What The Proposal Says
Specifically, the proposed changes would:
- Tailor the rule’s compliance requirements based on the size of a firm’s trading assets and liabilities, with the most stringent requirements applied to firms with the most trading activity;
- Provide more clarity by revising the definition of “trading account” in the rule, in part by relying on commonly used accounting definitions;
- Clarify that firms that trade within appropriately developed internal risk limits are engaged in permissible market making or underwriting activity;
- Streamline the criteria that apply when a banking entity seeks to rely on the hedging exemption from the proprietary trading prohibition;
- Limit the impact of the Volcker rule on the foreign activity of foreign banks; and
- Simplify the trading activity information that banking entities are required to provide to the agencies.
“By focusing the application of the rule on those firms with the highest levels of activity covered by the statue, and by clarifying and simplifying the compliance regime, we can promote safety and soundness while reducing unnecessary burdens,” Randal K. Quarles, the Board’s Vice Chairman for Supervision, said.
What Happens Next
There are several steps that have to take place before these revisions go into effect and they are happening at a rapid pace.
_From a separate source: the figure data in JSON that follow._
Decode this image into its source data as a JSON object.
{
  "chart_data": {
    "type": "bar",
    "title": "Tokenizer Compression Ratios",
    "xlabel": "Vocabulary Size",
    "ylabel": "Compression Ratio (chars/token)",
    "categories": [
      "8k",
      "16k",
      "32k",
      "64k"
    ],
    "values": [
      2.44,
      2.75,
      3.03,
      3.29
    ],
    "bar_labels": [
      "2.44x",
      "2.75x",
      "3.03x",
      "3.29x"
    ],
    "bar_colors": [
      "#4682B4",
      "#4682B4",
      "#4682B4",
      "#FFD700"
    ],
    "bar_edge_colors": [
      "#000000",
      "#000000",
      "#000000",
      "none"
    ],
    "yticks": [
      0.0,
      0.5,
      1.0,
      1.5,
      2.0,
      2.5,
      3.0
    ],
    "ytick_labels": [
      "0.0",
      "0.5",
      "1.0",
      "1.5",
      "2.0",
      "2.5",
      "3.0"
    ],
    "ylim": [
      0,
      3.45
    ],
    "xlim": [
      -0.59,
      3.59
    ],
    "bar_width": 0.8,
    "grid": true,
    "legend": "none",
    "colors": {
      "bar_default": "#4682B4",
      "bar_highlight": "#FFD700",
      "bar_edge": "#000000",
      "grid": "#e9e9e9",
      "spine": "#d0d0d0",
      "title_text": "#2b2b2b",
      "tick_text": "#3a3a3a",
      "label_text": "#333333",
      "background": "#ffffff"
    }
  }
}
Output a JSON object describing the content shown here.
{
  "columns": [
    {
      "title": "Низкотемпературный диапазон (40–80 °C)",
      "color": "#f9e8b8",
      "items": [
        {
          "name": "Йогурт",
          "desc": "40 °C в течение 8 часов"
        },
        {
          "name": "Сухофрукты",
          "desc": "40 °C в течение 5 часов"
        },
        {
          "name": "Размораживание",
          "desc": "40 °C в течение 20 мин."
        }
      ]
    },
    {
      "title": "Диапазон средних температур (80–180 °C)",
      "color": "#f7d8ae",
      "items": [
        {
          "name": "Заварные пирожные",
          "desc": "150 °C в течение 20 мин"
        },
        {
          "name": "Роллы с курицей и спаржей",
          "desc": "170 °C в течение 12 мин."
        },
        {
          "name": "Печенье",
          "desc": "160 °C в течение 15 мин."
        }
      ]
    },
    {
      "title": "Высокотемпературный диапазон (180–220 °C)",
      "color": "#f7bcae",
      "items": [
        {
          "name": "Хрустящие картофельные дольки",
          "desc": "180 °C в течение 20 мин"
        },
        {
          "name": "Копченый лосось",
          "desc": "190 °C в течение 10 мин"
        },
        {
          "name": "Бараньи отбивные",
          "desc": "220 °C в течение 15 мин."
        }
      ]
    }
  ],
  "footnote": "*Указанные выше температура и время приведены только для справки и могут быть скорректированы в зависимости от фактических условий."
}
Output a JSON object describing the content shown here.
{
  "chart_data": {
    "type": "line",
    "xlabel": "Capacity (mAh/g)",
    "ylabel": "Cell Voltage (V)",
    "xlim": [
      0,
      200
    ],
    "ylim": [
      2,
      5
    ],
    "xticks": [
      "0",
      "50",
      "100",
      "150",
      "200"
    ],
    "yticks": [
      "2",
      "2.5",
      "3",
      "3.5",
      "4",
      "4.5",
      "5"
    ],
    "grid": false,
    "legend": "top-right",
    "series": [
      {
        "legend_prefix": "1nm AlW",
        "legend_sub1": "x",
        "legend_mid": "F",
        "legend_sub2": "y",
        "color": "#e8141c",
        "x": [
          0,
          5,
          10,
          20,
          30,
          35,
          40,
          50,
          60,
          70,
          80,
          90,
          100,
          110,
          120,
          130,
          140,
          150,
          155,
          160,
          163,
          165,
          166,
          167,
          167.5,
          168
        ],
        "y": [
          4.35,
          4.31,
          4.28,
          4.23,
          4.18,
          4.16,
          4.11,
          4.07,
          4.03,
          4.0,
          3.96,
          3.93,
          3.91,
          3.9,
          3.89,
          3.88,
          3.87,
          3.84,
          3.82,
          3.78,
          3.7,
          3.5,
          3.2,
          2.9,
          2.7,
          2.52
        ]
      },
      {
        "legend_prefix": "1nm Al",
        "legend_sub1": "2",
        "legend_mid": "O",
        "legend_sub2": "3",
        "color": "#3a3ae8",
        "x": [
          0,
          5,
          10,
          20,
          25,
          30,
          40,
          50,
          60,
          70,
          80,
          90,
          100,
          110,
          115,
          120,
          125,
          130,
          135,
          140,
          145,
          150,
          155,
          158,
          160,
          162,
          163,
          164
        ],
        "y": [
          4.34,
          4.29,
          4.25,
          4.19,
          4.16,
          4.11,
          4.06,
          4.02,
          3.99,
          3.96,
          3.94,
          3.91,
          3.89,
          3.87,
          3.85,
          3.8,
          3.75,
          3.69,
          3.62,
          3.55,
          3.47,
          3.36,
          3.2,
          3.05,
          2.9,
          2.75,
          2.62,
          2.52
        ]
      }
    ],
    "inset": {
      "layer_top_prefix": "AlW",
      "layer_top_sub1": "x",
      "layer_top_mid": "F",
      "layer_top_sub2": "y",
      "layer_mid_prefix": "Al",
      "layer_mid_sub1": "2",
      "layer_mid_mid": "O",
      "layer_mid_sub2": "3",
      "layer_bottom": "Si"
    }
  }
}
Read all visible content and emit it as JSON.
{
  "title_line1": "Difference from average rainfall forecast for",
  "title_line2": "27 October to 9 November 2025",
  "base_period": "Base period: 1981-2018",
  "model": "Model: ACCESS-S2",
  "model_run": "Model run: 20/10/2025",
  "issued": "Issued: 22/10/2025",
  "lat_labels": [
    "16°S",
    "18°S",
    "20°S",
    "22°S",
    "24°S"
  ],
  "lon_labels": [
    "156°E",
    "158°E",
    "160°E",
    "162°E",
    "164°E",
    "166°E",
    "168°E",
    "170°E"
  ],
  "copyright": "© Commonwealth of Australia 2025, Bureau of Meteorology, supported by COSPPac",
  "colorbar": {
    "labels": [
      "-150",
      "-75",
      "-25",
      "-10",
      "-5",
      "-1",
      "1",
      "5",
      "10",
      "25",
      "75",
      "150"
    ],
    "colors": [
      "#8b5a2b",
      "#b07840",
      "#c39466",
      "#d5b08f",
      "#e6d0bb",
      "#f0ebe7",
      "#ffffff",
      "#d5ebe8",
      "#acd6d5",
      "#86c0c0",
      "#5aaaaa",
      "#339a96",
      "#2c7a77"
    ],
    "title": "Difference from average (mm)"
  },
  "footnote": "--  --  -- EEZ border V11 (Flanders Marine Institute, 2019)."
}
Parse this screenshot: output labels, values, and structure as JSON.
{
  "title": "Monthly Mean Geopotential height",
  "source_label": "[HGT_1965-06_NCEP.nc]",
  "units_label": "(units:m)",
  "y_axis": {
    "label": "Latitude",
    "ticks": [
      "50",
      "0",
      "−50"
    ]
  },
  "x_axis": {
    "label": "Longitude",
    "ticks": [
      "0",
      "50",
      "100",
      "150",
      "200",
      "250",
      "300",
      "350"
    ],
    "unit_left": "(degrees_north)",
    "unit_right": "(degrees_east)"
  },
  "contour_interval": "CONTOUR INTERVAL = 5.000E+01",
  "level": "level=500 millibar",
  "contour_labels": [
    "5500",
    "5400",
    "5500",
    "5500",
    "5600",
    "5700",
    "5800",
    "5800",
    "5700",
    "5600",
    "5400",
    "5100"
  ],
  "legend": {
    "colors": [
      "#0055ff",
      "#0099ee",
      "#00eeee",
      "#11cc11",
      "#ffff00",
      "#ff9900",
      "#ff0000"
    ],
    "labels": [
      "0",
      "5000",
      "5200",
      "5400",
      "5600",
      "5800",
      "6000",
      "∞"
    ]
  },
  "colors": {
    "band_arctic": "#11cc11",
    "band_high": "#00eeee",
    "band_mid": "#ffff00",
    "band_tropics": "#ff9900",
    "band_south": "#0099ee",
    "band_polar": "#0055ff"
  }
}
The Federal Deposit Insurance Corp. is voting on the rule today. The Securities Exchange Commission is holding a board meeting today and the Commodity Futures Trading Commission has one scheduled for next week, although neither has announced their agendas.
It is expected that three agencies responsible for the rule — the Office of the Comptroller of the Currency, the SEC and the CFTC — will sign onto the Fed’s revisions in the near future, CREFC said.